Dans la même vente, un autre joyau est lui aussi lié, selon la tradition à Napoléon. Il s’agit d’un splendide béryl vert de 132,66 carats que Napoléon aurait porté lors de son couronnement en 1804. Cependant, la première mention écrite de ce béryl apparait dans l’inventaire après décès d’Élisabeth Ludovika de Bavière, reine de Prusse (1801-1873). Il y est erronément mentionné comme une aigue-marine. Versé aux joyaux de la Couronne, ainsi que ses autres bijoux, ils seront mis à la disposition de Victoria, l’épouse du futur et éphémère empereur Frédéric III. Toutefois, l’arrivée de ce béryl demeure un mystère. Il existe toutefois une hypothèse. En effet, la demi-sœur d’Élisabeth Ludovika, la princesse Auguste de Bavière (1788-1851), épousa le beau-fils adoptif de Napoléon, Eugène de Beauharnais (1781-1824). Il n’est pas exclu que le béryl vert ait pu être transmis par ce biais. Les archives de la maison de Hohenzollern révèlent que l’impératrice Auguste-Victoire, épouse de Guillaume II, portait parfois le béryl monté en broche. La pierre conserva sa monture jusqu’en 1950, date à laquelle il devint l’ornement central d’un petit diadème orné de trèfles par le joaillier Koch.
Enfin, un autre bijou d’exception mérite assurément l’attention, en l’occurrence une guirlande de feuilles de vignes retenant un exceptionnel ensemble de perles, entièrement modulable en broches, diadème ou collier. Toujours selon la tradition, les perles procèderaient de la collection de la princesse Cunégonde de Saxe (1774-1828), marquise de Montoro. Imaginé vers 1840, cet ornement de cheveux encadrant le visage, adapté aux coiffures à la mode de l’époque romantique, représente sans doute le dernier exemple connu d’un style extravagant, mais éphémère, que le joaillier Fossin appelait « à la Mancini », en référence poétique à Maria Mancini (1639-1715), premier amour du roi Louis XIV. Les archives du joaillier viennois Köchert ou celles de la maison Mellerio révèlent des créations similaires, aujourd’hui disparues. Il s’agit donc d’un joyau en tous points unique.
Autres réapparitions inattendues, des bijoux issus des collections de la famille Vanderbilt seront proposés à la vente par Phillips. Née en 1886 à Newport, Gladys symbolise à merveille l’élégance de l’Age d’Or américain. Parmi les pièces les plus importantes figure une broche en diamants signée Cartier, faisant partie à l’origine d’un imposant diadème Belle Époque, composé de huit fleurs de lys stylisées et rehaussé d’améthystes et de diamants poires interchangeables. Ce joyau fut commandé par Alice Vanderbilt à l’occasion du mariage de sa fille Gladys avec le comte László Széchényi, célébrant une union de plus entre l’aristocratie européenne et la haute société américaine.
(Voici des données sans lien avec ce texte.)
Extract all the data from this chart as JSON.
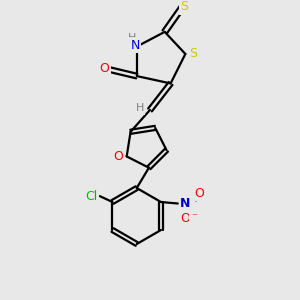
{
  "bg_color": "#e8e8e8",
  "bond_color": "#000000",
  "atom_colors": {
    "S": "#cccc00",
    "O": "#ff0000",
    "N_blue": "#0000cc",
    "Cl": "#00bb00",
    "H": "#808080"
  },
  "figsize": [
    3.0,
    3.0
  ],
  "dpi": 100,
  "xlim": [
    0,
    10
  ],
  "ylim": [
    0,
    10
  ]
}
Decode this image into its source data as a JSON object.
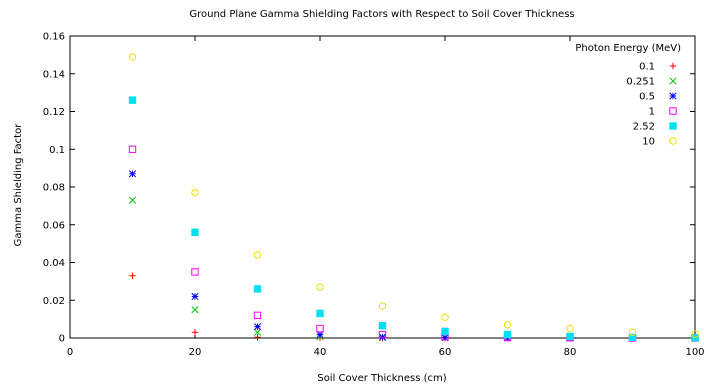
{
  "chart_data": {
    "type": "scatter",
    "title": "Ground Plane Gamma Shielding Factors with Respect to Soil Cover Thickness",
    "xlabel": "Soil Cover Thickness (cm)",
    "ylabel": "Gamma Shielding Factor",
    "xlim": [
      0,
      100
    ],
    "ylim": [
      0,
      0.16
    ],
    "xticks": [
      0,
      20,
      40,
      60,
      80,
      100
    ],
    "yticks": [
      0,
      0.02,
      0.04,
      0.06,
      0.08,
      0.1,
      0.12,
      0.14,
      0.16
    ],
    "legend_title": "Photon Energy (MeV)",
    "legend_position": "top-right",
    "grid": false,
    "x": [
      10,
      20,
      30,
      40,
      50,
      60,
      70,
      80,
      90,
      100
    ],
    "series": [
      {
        "name": "0.1",
        "marker": "plus",
        "color": "#ff0000",
        "values": [
          0.033,
          0.003,
          0.0004,
          0.0001,
          0.0,
          0.0,
          0.0,
          0.0,
          0.0,
          0.0
        ]
      },
      {
        "name": "0.251",
        "marker": "cross",
        "color": "#00c000",
        "values": [
          0.073,
          0.015,
          0.003,
          0.0007,
          0.0002,
          0.0,
          0.0,
          0.0,
          0.0,
          0.0
        ]
      },
      {
        "name": "0.5",
        "marker": "star",
        "color": "#0000ff",
        "values": [
          0.087,
          0.022,
          0.006,
          0.0018,
          0.0005,
          0.0002,
          0.0,
          0.0,
          0.0,
          0.0
        ]
      },
      {
        "name": "1",
        "marker": "open-square",
        "color": "#ff00ff",
        "values": [
          0.1,
          0.035,
          0.012,
          0.005,
          0.0018,
          0.0007,
          0.0003,
          0.0001,
          0.0,
          0.0
        ]
      },
      {
        "name": "2.52",
        "marker": "filled-square",
        "color": "#00e0f0",
        "values": [
          0.126,
          0.056,
          0.026,
          0.013,
          0.0065,
          0.0035,
          0.0018,
          0.0008,
          0.0003,
          0.0001
        ]
      },
      {
        "name": "10",
        "marker": "open-circle",
        "color": "#f0e000",
        "values": [
          0.149,
          0.077,
          0.044,
          0.027,
          0.017,
          0.011,
          0.007,
          0.005,
          0.003,
          0.002
        ]
      }
    ]
  }
}
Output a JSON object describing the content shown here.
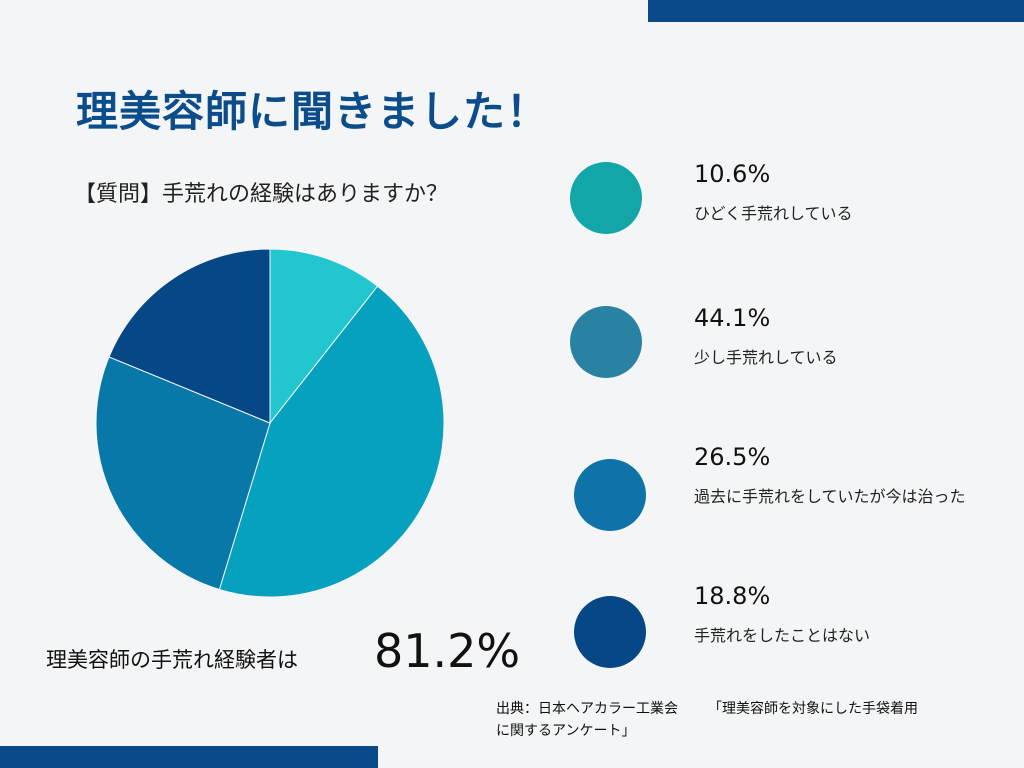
{
  "title": "理美容師に聞きました！",
  "question": "【質問】手荒れの経験はありますか？",
  "chart_data": {
    "type": "pie",
    "slices": [
      {
        "label": "ひどく手荒れしている",
        "value": 10.6,
        "value_label": "10.6%",
        "color": "#22c6cf",
        "legend_color": "#13a6a8"
      },
      {
        "label": "少し手荒れしている",
        "value": 44.1,
        "value_label": "44.1%",
        "color": "#06a1bf",
        "legend_color": "#2a82a3"
      },
      {
        "label": "過去に手荒れをしていたが今は治った",
        "value": 26.5,
        "value_label": "26.5%",
        "color": "#0878a9",
        "legend_color": "#0f72a9"
      },
      {
        "label": "手荒れをしたことはない",
        "value": 18.8,
        "value_label": "18.8%",
        "color": "#064886",
        "legend_color": "#064886"
      }
    ],
    "start_angle_deg": 0,
    "direction": "clockwise"
  },
  "summary": {
    "label": "理美容師の手荒れ経験者は",
    "value": "81.2%"
  },
  "source": {
    "line1": "出典：日本ヘアカラー工業会",
    "line2": "「理美容師を対象にした手袋着用",
    "line3": "に関するアンケート」"
  }
}
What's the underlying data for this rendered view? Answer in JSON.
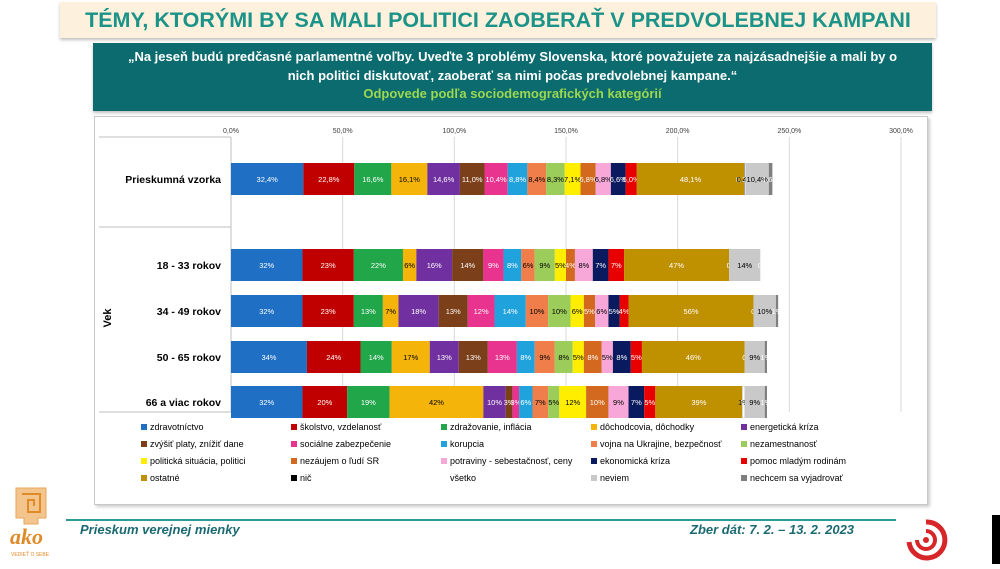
{
  "title": "TÉMY, KTORÝMI BY SA MALI POLITICI ZAOBERAŤ V PREDVOLEBNEJ KAMPANI",
  "question": "„Na jeseň budú predčasné parlamentné voľby. Uveďte 3 problémy Slovenska, ktoré považujete za najzásadnejšie a mali by o nich politici diskutovať, zaoberať sa nimi počas predvolebnej kampane.“",
  "question_sub": "Odpovede podľa sociodemografických kategórií",
  "footer": {
    "left": "Prieskum verejnej mienky",
    "right": "Zber dát: 7. 2. – 13. 2. 2023"
  },
  "logo": {
    "name": "ako",
    "tagline": "VEDIEŤ O SEBE"
  },
  "chart_data": {
    "type": "bar",
    "orientation": "horizontal",
    "stacked": true,
    "xlim": [
      0,
      300
    ],
    "xticks": [
      "0,0%",
      "50,0%",
      "100,0%",
      "150,0%",
      "200,0%",
      "250,0%",
      "300,0%"
    ],
    "group_label": "Vek",
    "categories": [
      "Prieskumná vzorka",
      "18 - 33 rokov",
      "34 - 49 rokov",
      "50 - 65 rokov",
      "66 a viac rokov"
    ],
    "series": [
      {
        "name": "zdravotníctvo",
        "color": "#1f6fc4",
        "values": [
          32.4,
          32,
          32,
          34,
          32
        ],
        "labels": [
          "32,4%",
          "32%",
          "32%",
          "34%",
          "32%"
        ]
      },
      {
        "name": "školstvo, vzdelanosť",
        "color": "#c00000",
        "values": [
          22.8,
          23,
          23,
          24,
          20
        ],
        "labels": [
          "22,8%",
          "23%",
          "23%",
          "24%",
          "20%"
        ]
      },
      {
        "name": "zdražovanie, inflácia",
        "color": "#21a64a",
        "values": [
          16.6,
          22,
          13,
          14,
          19
        ],
        "labels": [
          "16,6%",
          "22%",
          "13%",
          "14%",
          "19%"
        ]
      },
      {
        "name": "dôchodcovia, dôchodky",
        "color": "#f5b40a",
        "values": [
          16.1,
          6,
          7,
          17,
          42
        ],
        "labels": [
          "16,1%",
          "6%",
          "7%",
          "17%",
          "42%"
        ]
      },
      {
        "name": "energetická kríza",
        "color": "#7030a0",
        "values": [
          14.6,
          16,
          18,
          13,
          10
        ],
        "labels": [
          "14,6%",
          "16%",
          "18%",
          "13%",
          "10%"
        ]
      },
      {
        "name": "zvýšiť platy, znížiť dane",
        "color": "#7b3f1a",
        "values": [
          11.0,
          14,
          13,
          13,
          3
        ],
        "labels": [
          "11,0%",
          "14%",
          "13%",
          "13%",
          "3%"
        ]
      },
      {
        "name": "sociálne zabezpečenie",
        "color": "#e8338f",
        "values": [
          10.4,
          9,
          12,
          13,
          3
        ],
        "labels": [
          "10,4%",
          "9%",
          "12%",
          "13%",
          "3%"
        ]
      },
      {
        "name": "korupcia",
        "color": "#20a3dc",
        "values": [
          8.8,
          8,
          14,
          8,
          6
        ],
        "labels": [
          "8,8%",
          "8%",
          "14%",
          "8%",
          "6%"
        ]
      },
      {
        "name": "vojna na Ukrajine, bezpečnosť",
        "color": "#f07e4a",
        "values": [
          8.4,
          6,
          10,
          9,
          7
        ],
        "labels": [
          "8,4%",
          "6%",
          "10%",
          "9%",
          "7%"
        ]
      },
      {
        "name": "nezamestnanosť",
        "color": "#9ccc5a",
        "values": [
          8.3,
          9,
          10,
          8,
          5
        ],
        "labels": [
          "8,3%",
          "9%",
          "10%",
          "8%",
          "5%"
        ]
      },
      {
        "name": "politická situácia, politici",
        "color": "#ffee00",
        "values": [
          7.1,
          5,
          6,
          5,
          12
        ],
        "labels": [
          "7,1%",
          "5%",
          "6%",
          "5%",
          "12%"
        ]
      },
      {
        "name": "nezáujem o ľudí SR",
        "color": "#d2691e",
        "values": [
          6.8,
          4,
          5,
          8,
          10
        ],
        "labels": [
          "6,8%",
          "4%",
          "5%",
          "8%",
          "10%"
        ]
      },
      {
        "name": "potraviny - sebestačnosť, ceny",
        "color": "#f7a8d8",
        "values": [
          6.8,
          8,
          6,
          5,
          9
        ],
        "labels": [
          "6,8%",
          "8%",
          "6%",
          "5%",
          "9%"
        ]
      },
      {
        "name": "ekonomická kríza",
        "color": "#0a1a5e",
        "values": [
          6.6,
          7,
          5,
          8,
          7
        ],
        "labels": [
          "6,6%",
          "7%",
          "5%",
          "8%",
          "7%"
        ]
      },
      {
        "name": "pomoc mladým rodinám",
        "color": "#e80000",
        "values": [
          5.0,
          7,
          4,
          5,
          5
        ],
        "labels": [
          "5,0%",
          "7%",
          "4%",
          "5%",
          "5%"
        ]
      },
      {
        "name": "ostatné",
        "color": "#bf9000",
        "values": [
          48.1,
          47,
          56,
          46,
          39
        ],
        "labels": [
          "48,1%",
          "47%",
          "56%",
          "46%",
          "39%"
        ]
      },
      {
        "name": "nič",
        "color": "#000000",
        "values": [
          0.2,
          0,
          0,
          0,
          0
        ],
        "labels": [
          "0,2%",
          "0%",
          "0%",
          "0%",
          "0%"
        ]
      },
      {
        "name": "všetko",
        "color": "#ffffff",
        "values": [
          0.4,
          0,
          0,
          0,
          1
        ],
        "labels": [
          "0,4%",
          "",
          "",
          "",
          "1%"
        ]
      },
      {
        "name": "neviem",
        "color": "#c9c9c9",
        "values": [
          10.4,
          14,
          10,
          9,
          9
        ],
        "labels": [
          "10,4%",
          "14%",
          "10%",
          "9%",
          "9%"
        ]
      },
      {
        "name": "nechcem sa vyjadrovať",
        "color": "#7f7f7f",
        "values": [
          1.6,
          0,
          1,
          1,
          1
        ],
        "labels": [
          "1,6%",
          "0%",
          "1%",
          "1%",
          "1%"
        ]
      }
    ]
  }
}
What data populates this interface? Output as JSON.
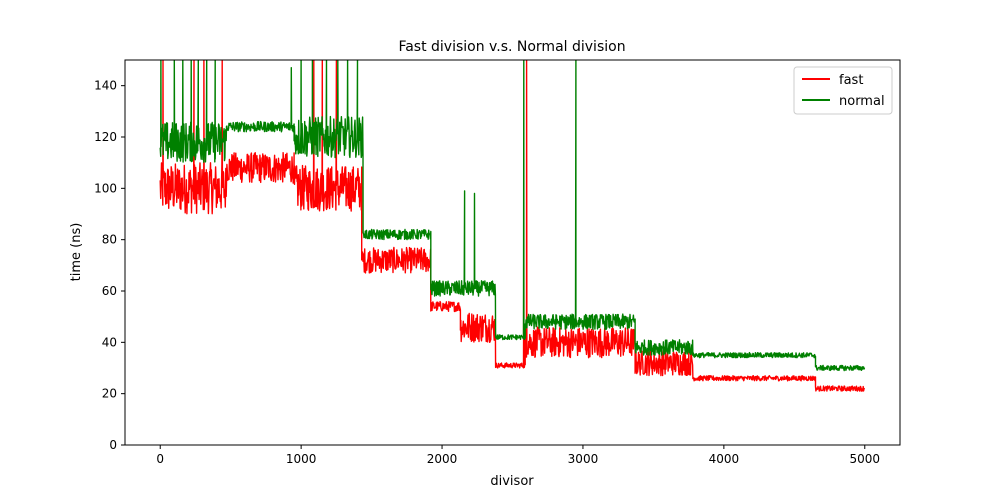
{
  "chart_data": {
    "type": "line",
    "title": "Fast division v.s. Normal division",
    "xlabel": "divisor",
    "ylabel": "time (ns)",
    "xlim": [
      -250,
      5250
    ],
    "ylim": [
      0,
      150
    ],
    "x_ticks": [
      0,
      1000,
      2000,
      3000,
      4000,
      5000
    ],
    "y_ticks": [
      0,
      20,
      40,
      60,
      80,
      100,
      120,
      140
    ],
    "grid": false,
    "legend_position": "top-right",
    "series": [
      {
        "name": "fast",
        "color": "#ff0000",
        "segments": [
          {
            "x_start": 0,
            "x_end": 470,
            "base": 100,
            "noise": 10
          },
          {
            "x_start": 470,
            "x_end": 950,
            "base": 108,
            "noise": 6
          },
          {
            "x_start": 950,
            "x_end": 1430,
            "base": 100,
            "noise": 9
          },
          {
            "x_start": 1430,
            "x_end": 1920,
            "base": 72,
            "noise": 5
          },
          {
            "x_start": 1920,
            "x_end": 2130,
            "base": 54,
            "noise": 2
          },
          {
            "x_start": 2130,
            "x_end": 2380,
            "base": 46,
            "noise": 6
          },
          {
            "x_start": 2380,
            "x_end": 2590,
            "base": 31,
            "noise": 1
          },
          {
            "x_start": 2590,
            "x_end": 3370,
            "base": 40,
            "noise": 6
          },
          {
            "x_start": 3370,
            "x_end": 3780,
            "base": 32,
            "noise": 5
          },
          {
            "x_start": 3780,
            "x_end": 4650,
            "base": 26,
            "noise": 1
          },
          {
            "x_start": 4650,
            "x_end": 5000,
            "base": 22,
            "noise": 1
          }
        ],
        "spikes": [
          {
            "x": 20,
            "y": 150
          },
          {
            "x": 240,
            "y": 150
          },
          {
            "x": 310,
            "y": 150
          },
          {
            "x": 440,
            "y": 150
          },
          {
            "x": 1090,
            "y": 150
          },
          {
            "x": 1150,
            "y": 150
          },
          {
            "x": 1250,
            "y": 150
          },
          {
            "x": 2580,
            "y": 73
          },
          {
            "x": 2600,
            "y": 150
          }
        ]
      },
      {
        "name": "normal",
        "color": "#008000",
        "segments": [
          {
            "x_start": 0,
            "x_end": 470,
            "base": 118,
            "noise": 8
          },
          {
            "x_start": 470,
            "x_end": 950,
            "base": 124,
            "noise": 2
          },
          {
            "x_start": 950,
            "x_end": 1440,
            "base": 120,
            "noise": 8
          },
          {
            "x_start": 1440,
            "x_end": 1920,
            "base": 82,
            "noise": 2
          },
          {
            "x_start": 1920,
            "x_end": 2380,
            "base": 61,
            "noise": 3
          },
          {
            "x_start": 2380,
            "x_end": 2590,
            "base": 42,
            "noise": 1
          },
          {
            "x_start": 2590,
            "x_end": 3370,
            "base": 48,
            "noise": 3
          },
          {
            "x_start": 3370,
            "x_end": 3780,
            "base": 38,
            "noise": 3
          },
          {
            "x_start": 3780,
            "x_end": 4650,
            "base": 35,
            "noise": 1
          },
          {
            "x_start": 4650,
            "x_end": 5000,
            "base": 30,
            "noise": 1
          }
        ],
        "spikes": [
          {
            "x": 5,
            "y": 150
          },
          {
            "x": 100,
            "y": 150
          },
          {
            "x": 160,
            "y": 150
          },
          {
            "x": 220,
            "y": 150
          },
          {
            "x": 270,
            "y": 150
          },
          {
            "x": 330,
            "y": 150
          },
          {
            "x": 390,
            "y": 150
          },
          {
            "x": 930,
            "y": 147
          },
          {
            "x": 1000,
            "y": 150
          },
          {
            "x": 1080,
            "y": 150
          },
          {
            "x": 1180,
            "y": 150
          },
          {
            "x": 1260,
            "y": 150
          },
          {
            "x": 1330,
            "y": 150
          },
          {
            "x": 1400,
            "y": 150
          },
          {
            "x": 2160,
            "y": 99
          },
          {
            "x": 2230,
            "y": 98
          },
          {
            "x": 2580,
            "y": 150
          },
          {
            "x": 2950,
            "y": 150
          }
        ]
      }
    ]
  }
}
Autre cadeau de mariage, une broche signée Tiffany sertie d’un spectaculaire saphir pain de sucre du Cachemire de 42,68 carats, ultimes vestiges d’un ensemble particulièrement somptueux qui comprend aussi un nœud de diamants et émeraudes ou encore un bijou sentimental, une broche retenant un cœur en rubis et diamants.
Chez Christie’s, c’est l’écrin de Lady Helena Violet Alice Fraser, Comtesse de Stradbroke (1874-1949) qui sera dispersé. Avant son mariage, elle assiste au bal de Devonshire House en 1897 qui commémore le jubilé de diamant de la reine Victoria. Helena y va déguisée en Dalila et porte le collier de diamants à palmettes qui figure dans la vente. L’année suivante, elle épouse George Rous, 3e comte de Stadbroke.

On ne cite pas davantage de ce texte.